Further, the two former CEOs of the exchange — Ravi Narain and Chitra Ramkrishna — have been prohibited from associating with a listed company or a market infrastructure institution or any other market intermediary for a period of five years.
Ramkrishna had stepped down as the managing director and CEO of the NSE on December 2016.
All the three parties have to pay the amount to the Investor Protection and Education Fund (IPEF) created by Sebi within 45 days of the date of the order.
In a separate 41-page order, Sebi wholetime member S.K. Mohanty passed strictures against Ajay Shah of the National Institute of Public Finance and Policy (NIPFP), his sister-in-law Sunita Thomas and Sunita’s husband Suprabhat Lala.
Shah was directed “not to hold, directly or indirectly, any position in the management of and/or in the Board of …any Stock Exchange, Clearing Corporation, Depository, recognised or registered by Sebi… for a period of two years.”

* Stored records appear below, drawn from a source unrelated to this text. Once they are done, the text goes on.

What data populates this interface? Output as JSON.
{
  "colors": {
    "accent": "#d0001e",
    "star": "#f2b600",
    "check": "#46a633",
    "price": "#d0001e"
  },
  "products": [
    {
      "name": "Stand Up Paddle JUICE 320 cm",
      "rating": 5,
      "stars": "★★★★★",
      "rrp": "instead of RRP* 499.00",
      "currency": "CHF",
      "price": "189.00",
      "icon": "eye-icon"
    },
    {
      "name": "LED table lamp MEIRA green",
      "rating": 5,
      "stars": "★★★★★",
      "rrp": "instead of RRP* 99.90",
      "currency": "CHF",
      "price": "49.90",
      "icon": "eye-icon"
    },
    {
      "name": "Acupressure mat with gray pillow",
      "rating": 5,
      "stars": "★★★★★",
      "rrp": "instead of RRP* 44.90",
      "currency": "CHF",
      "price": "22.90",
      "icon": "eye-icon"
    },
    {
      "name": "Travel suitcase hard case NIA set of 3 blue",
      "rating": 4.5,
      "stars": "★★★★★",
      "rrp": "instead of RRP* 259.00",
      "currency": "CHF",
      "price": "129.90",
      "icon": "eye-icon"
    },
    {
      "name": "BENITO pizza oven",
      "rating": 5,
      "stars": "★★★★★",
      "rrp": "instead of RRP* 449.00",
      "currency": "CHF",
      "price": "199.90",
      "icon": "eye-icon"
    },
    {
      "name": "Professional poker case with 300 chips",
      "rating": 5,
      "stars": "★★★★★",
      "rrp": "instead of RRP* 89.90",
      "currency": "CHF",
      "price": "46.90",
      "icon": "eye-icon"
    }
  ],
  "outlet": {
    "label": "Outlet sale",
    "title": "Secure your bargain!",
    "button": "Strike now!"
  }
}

Sunita Thomas was directed “not to provide any services… in any capacity” or be associated with any stock exchange, clearing corporation, or depository for a period of two years. A similar two-year ban was imposed on Sunita’s husband Suprabhat Lala, former associate vice-president of the NSE.

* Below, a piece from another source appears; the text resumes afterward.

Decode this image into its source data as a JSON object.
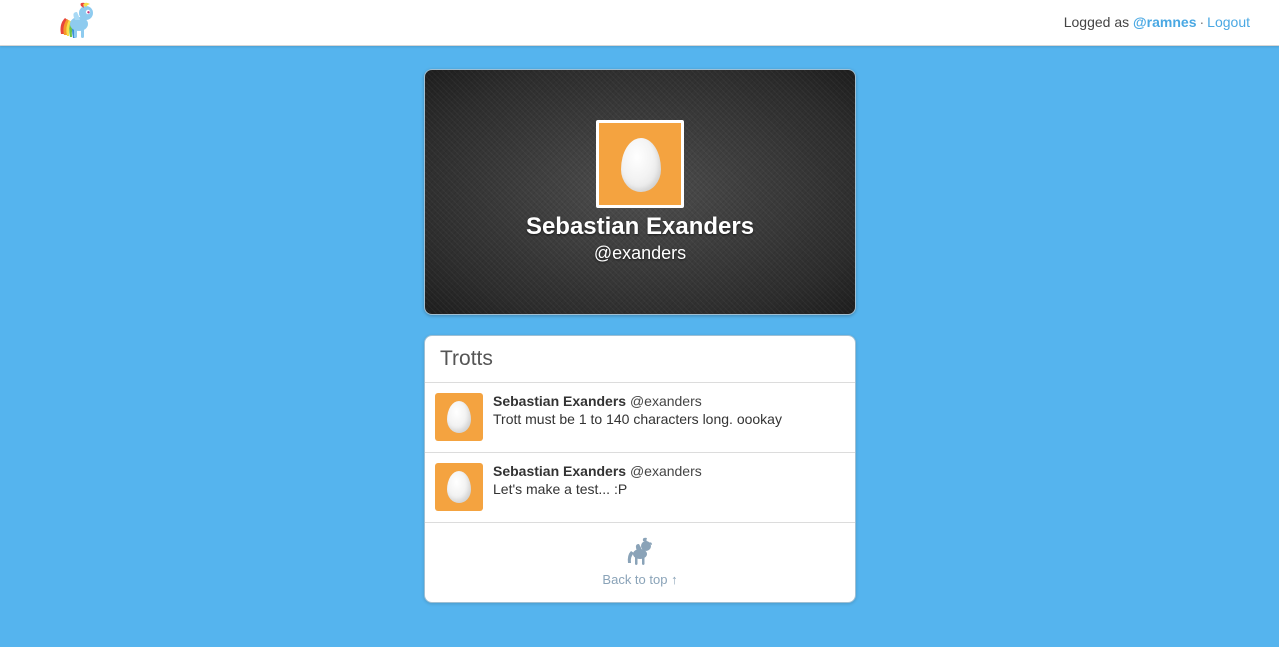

Sebi held that there was conflict of interest in NSE’s dealing with a technology firm Infotech Financial Services Pvt. Ltd and academician Ajay Shah. Sebi found that there was misuse of market related confidential information and sensitive data by Shah, his wife and NIPFP economist Susan Thomas, and sister-in-law Sunita Thomas.
“The data so received from NSE was being misused for the purpose of developing algo based trading software for their commercial gains,” Mohanty said.
It may be recalled that Sebi has been investigating alleged lapses in high-frequency trading offered through the NSE’s co-location facility.
A spokesperson for NSE said, “NSE is in the process of examining the Sebi order passed on Tuesday and will take appropriate steps as may be legally advised.”